What is your earnings growth outlook for India over the next 12 months?

India’s earnings seem near the end of a soft patch. After a muted FY25 and a subdued Q2FY26, we expect momentum to rebuild from H2 FY26. While consensus pegs FY26 Nifty earnings as flat, we see scope for an upside surprise, as demand normalises and margins expand. For FY27, we expect 15 per cent earnings growth, aided by a low base and recovering consumption. GST and income-tax rationalisation, plus likely RBI rate cuts, should boost disposable incomes and discretionary demand.

Would you add or cut exposure in mid- and small-cap in the current market?

In the Indian stock market, significant alpha can still be generated via smart stock-picking in mid and small-caps. Despite lacklustre broader indices over the past year, many quality mid and small-cap names delivered impressive returns, a trend we expect to continue.

What’s your view on the pipeline of big-ticket IPOs and their impact on liquidity and valuations?

India’s primary market has turned vibrant again, with nearly $5 billion of IPOs lined up. Strong domestic liquidity—driven by mutual fund and insurance inflows—is a key tailwind. This IPO resurgence expands participation, helps check secondary-market valuations by absorbing liquidity, and gives domestic institutions efficient avenues to deploy capital into quality new opportunities.

If there’s an AI bubble forming in the US, what are the implications for Indian markets and IT earnings?

Investor enthusiasm for US AI may have outpaced near-term productivity gains, but it’s unclear if this is a full bubble. Valuations and funding are high but not extreme, while over a third of recent US gross domestic product (GDP) growth ties to data centre build-outs; AI revenues lag given heavy capex. If the bubble bursts, Indian IT services could benefit as budgets shift from AI experiments to traditional outsourcing. The impact on Indian equities is uncertain—they could mirror US weakness or decouple and keep performing, as in 2004–07.

Are foreign investors on the cusp of a structural comeback, or is this just hot money in smarter clothes?

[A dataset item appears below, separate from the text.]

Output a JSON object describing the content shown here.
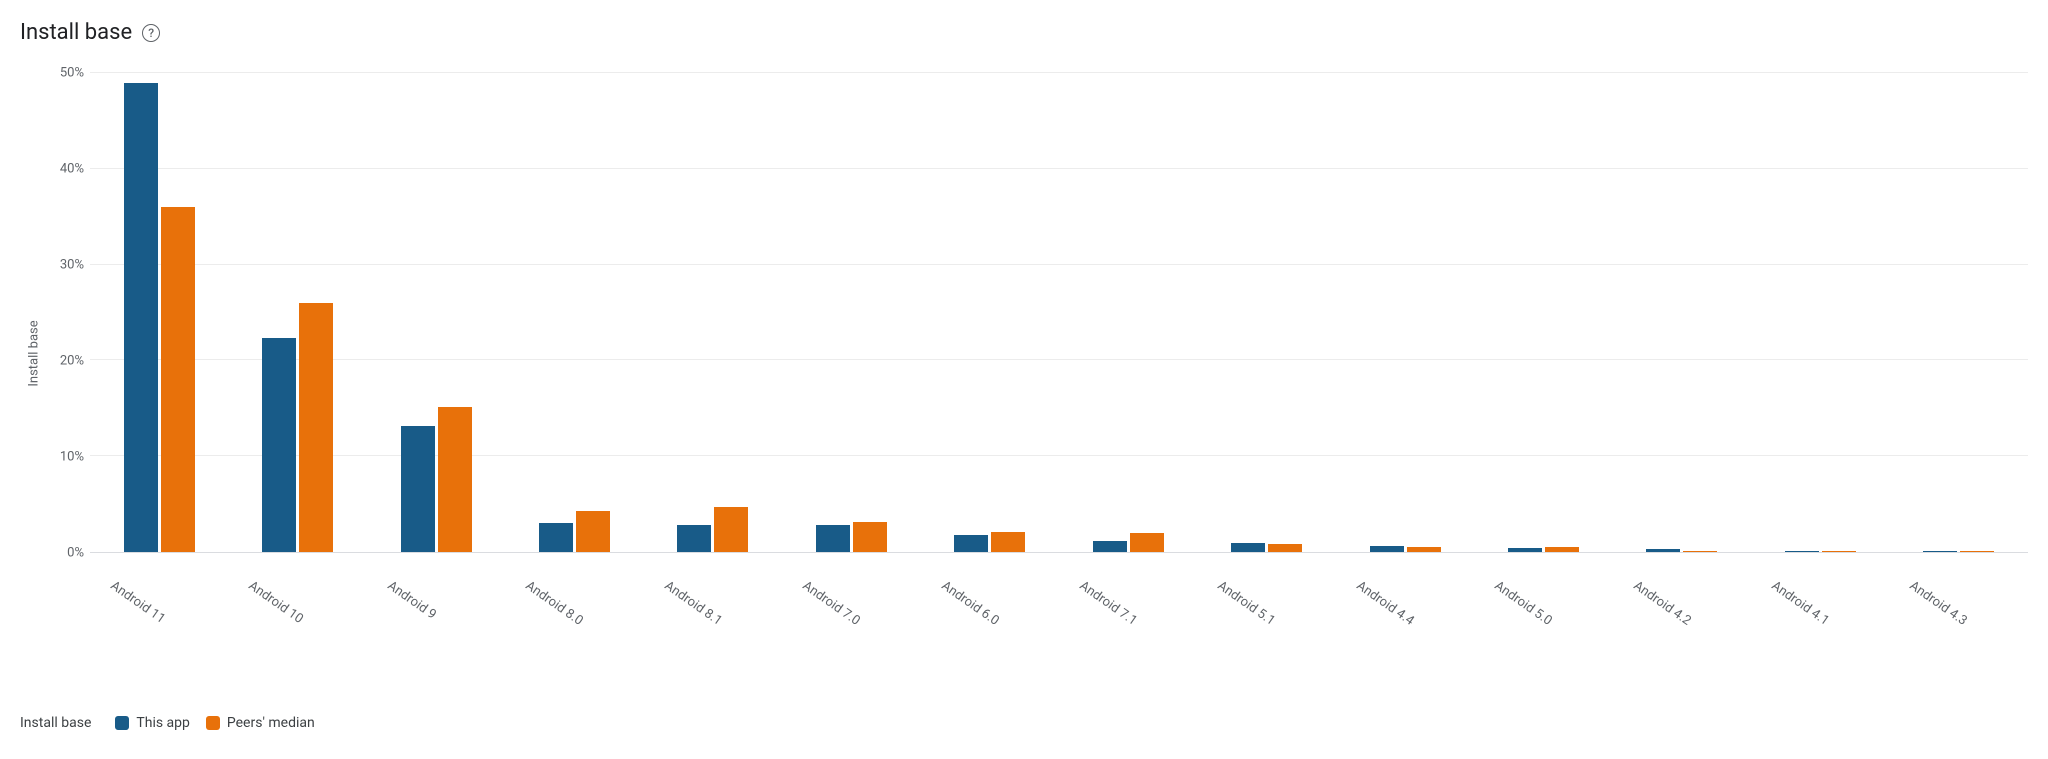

Just as domestic investors aren’t married to one stock forever, foreign investors too assess all markets and make tactical shifts. Strong US equities, emerging China opportunities, a weakening rupee, and muted earnings prompted FII selling in India, particularly in IT services facing headwinds. However, this is likely a temporary pullback; FIIs should return once the rupee stabilises and domestic consumption strengthens.

What must India do to keep outpacing other emerging markets?

India is well placed to outpace other emerging markets, underpinned by superior growth and a stronger Return on Equity (RoE) profile. To sustain and build on this momentum, India should focus on three priorities: boosting export competitiveness through Production-Linked Incentive (PLI) schemes, trade facilitation and proactive Free Trade Agreements (FTAs); accelerating the development of new-age industries—semiconductors, data centres, AI-led technologies, rare earths, electronics, EV components, batteries and solar manufacturing—to deepen integration into global value chains; and maintaining regulatory stability to ensure policy predictability and consistency, which will keep foreign investor confidence high and reinforce India’s position as the standout EM story.